Sorte de crise de nerfs dans la nuit qui m’informe que les cartons pleins sont plus durs que mes pieds nus. Est-ce vraiment une révélation ? On n’apprend rien. Jamais. La douleur me calme, cependant, conscient qu’elle me rend de l’absurdité de mon comportement. Non qu’il soit absolument infondé, il y a toujours des causes, des raisons, c’est indiscutable, parfois on perd même son temps à les chercher, mais la réponse que j’apporte au monde n’est pas appropriée. Peut-être n’y a-t-il pas de réponse appropriée ? N’est-ce pas ce qui rend les gens fous : toujours chercher quelque chose à faire quand il n’y a rien à faire ? Comme si nous avions besoin d’agir en permanence, ou plutôt : d’être agissant, — pour nous prouver que nous existons.

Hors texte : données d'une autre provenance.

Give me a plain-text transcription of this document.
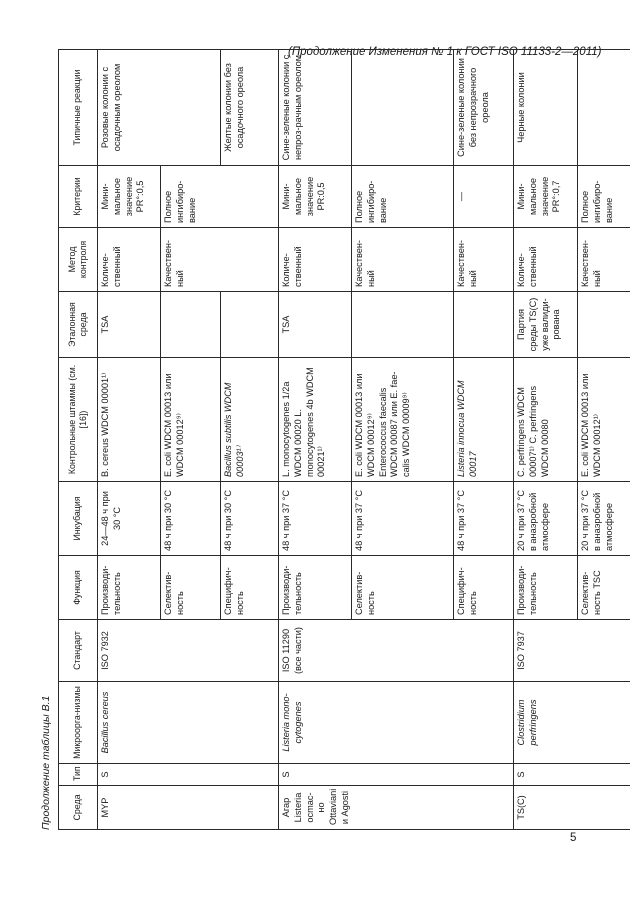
(Продолжение Изменения № 1 к ГОСТ ISO 11133-2—2011)
Продолжение таблицы В.1 Среда	Тип	Микроорга-низмы	Стандарт	Функция	Инкубация	Контрольные штаммы (см. [16])	Эталонная среда	Метод контроля	Критерии	Типичные реакции
MYP	S	Bacillus cereus	ISO 7932	Производи-тельность	24—48 ч при 30 °С	B. cereus WDCM 00001¹⁾	TSA	Количе-ственный	Мини-мальное значение PR°:0,5	Розовые колонии с осадочным ореолом
				Селектив-ность	48 ч при 30 °С	E. coli WDCM 00013 или WDCM 00012⁹⁾		Качествен-ный	Полное ингибиро-вание	
				Специфич-ность	48 ч при 30 °С	Bacillus subtilis WDCM 00003¹⁾				Желтые колонии без осадочного ореола
Агар Listeria ocmac-но Ottaviani и Agosti	S	Listeria mono-cytogenes	ISO 11290 (все части)	Производи-тельность	48 ч при 37 °С	L. monocytogenes 1/2a WDCM 00020 L. monocytogenes 4b WDCM 00021¹⁾	TSA	Количе-ственный	Мини-мальное значение PR:0,5	Сине-зеленые колонии с непроз-рачным ореолом
				Селектив-ность	48 ч при 37 °С	E. coli WDCM 00013 или WDCM 00012⁹⁾ Enterococcus faecalis WDCM 00087 или E. fae-calis WDCM 00009⁹⁾		Качествен-ный	Полное ингибиро-вание	
				Специфич-ность	48 ч при 37 °С	Listeria innocua WDCM 00017		Качествен-ный	—	Сине-зеленые колонии без непрозрачного ореола
TS(C)	S	Clostridium perfringens	ISO 7937	Производи-тельность	20 ч при 37 °С в анаэробной атмосфере	C. perfringens WDCM 00007¹⁾ C. perfringens WDCM 00080	Партия среды TS(C) уже валиди-рована	Количе-ственный	Мини-мальное значение PR°:0,7	Черные колонии
				Селектив-ность TSC	20 ч при 37 °С в анаэробной атмосфере	E. coli WDCM 00013 или WDCM 00012¹⁾		Качествен-ный	Полное ингибиро-вание	
5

Mais existons-nous vraiment ? Non, mieux : avons-nous toujours besoin d’exister ? Nous sommes pour autant que nous sommes vivants, mais sans mettre un terme à la vie même par le suicide, ne sommes-nous pas en mesure de mettre des termes périodiques à l’existence, mettre l’existence entre parenthèses, ou plus justement peut-être (je cherche mes mots en les écrivant) : nous court-circuiter de l’existence, y renoncer sans faire rien de spécial (du yoga, de la méditation, ou je ne sais trop quoi d’exotique, de moins en moins exotique), en sortant simplement du cours de l’existence ? Dans la nuit de l’appartement, je tournais en rond pour trouver le bon endroit où être, mais ce bon endroit n’existait pas, ce n’était pas une question de place, de position, de lieu, c’était une question de disposition de moi-même, voire : de disparition de moi-même. Être en vie n’est pas toujours indispensable, ce fait se révèle quand nous nous efforçons de nous mettre en conformité avec cet être en vie par l’existence, par la manifestation de notre existence (manifestation qui se destine à soi-même aussi bien qu’aux autres), mais c’est en vain, c’est peine perdue, il n’y a rien à faire parce qu’il n’y a rien du tout. Ce négatif, il faut l’accepter comme une réalité temporaire et inévitable. De temps à autre, regardant le ciel ou la météo sur internet, cette idée qui devient chaque jour de moins en moins étrange : il ne pleuvra plus jamais.